Plusieurs semaines passèrent. Nous continuions à nous voir lors de nos soirées. Parfois nous étions quatre, parfois plus. Il y eut certaines fois jusqu’à trois tables de jeu.

Au bout d’un moment nous avions arrêté de parler d’elle, et chacun avait fini par penser qu’elle ne viendrait plus.


Et puis un soir, Maurice arriva avec un grand sourire :


« - J’ai quelque chose à vous annoncer » dit-il, jovial mais d’un ton solennel.


Je suis certain que chacun se mit à penser à Jenna mais sans oser y croire ni même l’évoquer.


« - La fameuse Jenna est toujours en France, et contrairement à ce que je pensais, elle m’a appelé pour me demander si nous acceptions de l’accueillir à une soirée poker.

Naturellement, je lui ai dit que cela ne dépendait pas que de moi et que ça devait être soumis à l’acceptation de la majorité des membres, c’est notre règle » ajouta-t-il après un silence qui avait cultivé un petit suspense.


« Alors, Messieurs, qu’en pensez-vous ? D’accord ? Pas d’accord ? »


Je répondis le premier :


« - Personnellement je ne suis pas enthousiaste... mais je suis prêt à entendre les arguments des uns et des autres...

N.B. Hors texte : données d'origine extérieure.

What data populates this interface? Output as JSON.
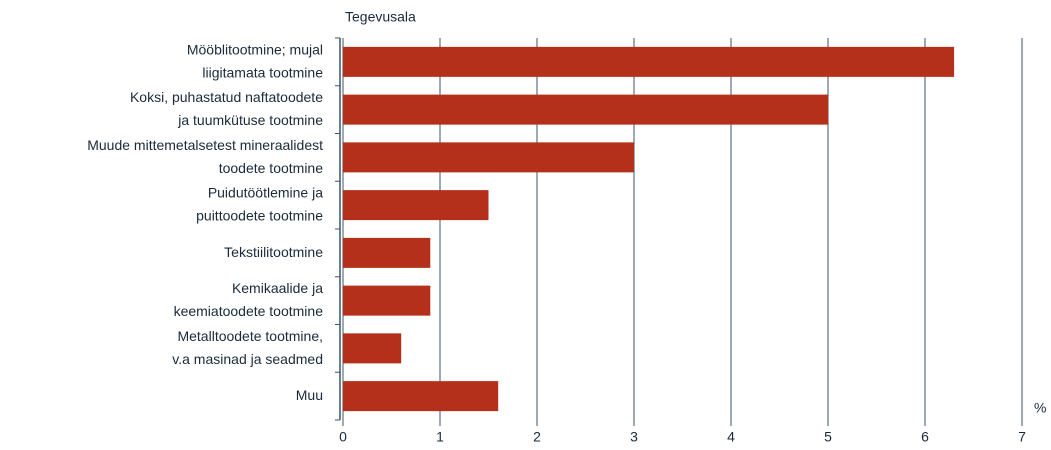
{
  "chart_data": {
    "type": "bar",
    "orientation": "horizontal",
    "y_axis_label": "Tegevusala",
    "x_axis_label": "%",
    "categories": [
      "Mööblitootmine; mujal\nliigitamata tootmine",
      "Koksi, puhastatud naftatoodete\nja tuumkütuse tootmine",
      "Muude mittemetalsetest mineraalidest\ntoodete tootmine",
      "Puidutöötlemine ja\npuittoodete tootmine",
      "Tekstiilitootmine",
      "Kemikaalide ja\nkeemiatoodete tootmine",
      "Metalltoodete tootmine,\nv.a masinad ja seadmed",
      "Muu"
    ],
    "values": [
      6.3,
      5.0,
      3.0,
      1.5,
      0.9,
      0.9,
      0.6,
      1.6
    ],
    "color": "#b5301a",
    "xlim": [
      0,
      7
    ],
    "xticks": [
      0,
      1,
      2,
      3,
      4,
      5,
      6,
      7
    ],
    "grid": true
  }
}
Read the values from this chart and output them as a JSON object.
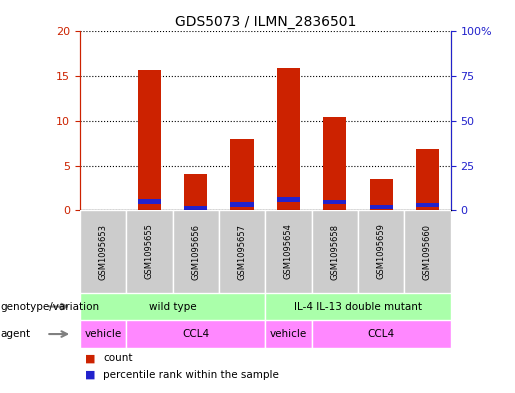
{
  "title": "GDS5073 / ILMN_2836501",
  "samples": [
    "GSM1095653",
    "GSM1095655",
    "GSM1095656",
    "GSM1095657",
    "GSM1095654",
    "GSM1095658",
    "GSM1095659",
    "GSM1095660"
  ],
  "counts": [
    0,
    15.7,
    4.0,
    8.0,
    15.9,
    10.4,
    3.5,
    6.9
  ],
  "percentile_ranks": [
    0,
    4.9,
    1.2,
    3.3,
    6.0,
    4.6,
    1.7,
    3.0
  ],
  "bar_color": "#cc2200",
  "pct_color": "#2222cc",
  "ylim_left": [
    0,
    20
  ],
  "ylim_right": [
    0,
    100
  ],
  "yticks_left": [
    0,
    5,
    10,
    15,
    20
  ],
  "yticks_right": [
    0,
    25,
    50,
    75,
    100
  ],
  "yticklabels_left": [
    "0",
    "5",
    "10",
    "15",
    "20"
  ],
  "yticklabels_right": [
    "0",
    "25",
    "50",
    "75",
    "100%"
  ],
  "genotype_groups": [
    {
      "label": "wild type",
      "start": 0,
      "end": 4
    },
    {
      "label": "IL-4 IL-13 double mutant",
      "start": 4,
      "end": 8
    }
  ],
  "agent_groups": [
    {
      "label": "vehicle",
      "start": 0,
      "end": 1
    },
    {
      "label": "CCL4",
      "start": 1,
      "end": 4
    },
    {
      "label": "vehicle",
      "start": 4,
      "end": 5
    },
    {
      "label": "CCL4",
      "start": 5,
      "end": 8
    }
  ],
  "sample_bg_color": "#cccccc",
  "genotype_bg_color": "#aaffaa",
  "agent_bg_color": "#ff88ff",
  "bar_width": 0.5,
  "left_tick_color": "#cc2200",
  "right_tick_color": "#2222cc"
}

— Moi je pense qu’on ne peut pas se fier à une première impression... je veux dire l’impression d’une soirée unique » continua Maurice. « Elle était peut-être de mauvaise humeur, à cause de la tension des négociations qu’elle doit mener... Et c’est peut-être aussi une forme de timidité.

— Timidité ?! » répondis-je. « Il est difficilement imaginable qu’une femme de tête comme elle qui dirige des grands groupes et qui est rompue à la négociation, aux négociations les plus difficiles, soit timide !

— Oui mais ici, c’est différent. Nous sommes un petit cercle... et que des hommes... »


Lionel qui avait écouté en souriant prit la parole :


« - Moi je suis d’accord sur le fait que nous ne la connaissons pas. Comment interpréter son comportement et sa réserve ? Je ne sais pas. Elle est peut-être cyclothymique... donc offrons-lui une seconde chance.

La dernière » ajouta-t-il. « Si elle est aussi peu avenante que la première fois, elle ne reviendra plus.

— Je suis d’accord » déclara Maurice. « Et vous Messieurs ? » demanda-t-il en s’adressant à la compagnie des autres hommes présents, donc plusieurs n’avaient pas participé à cette première soirée.


Tous donnèrent leur accord. Il fut donc convenu qu’elle serait invitée à la prochaine soirée.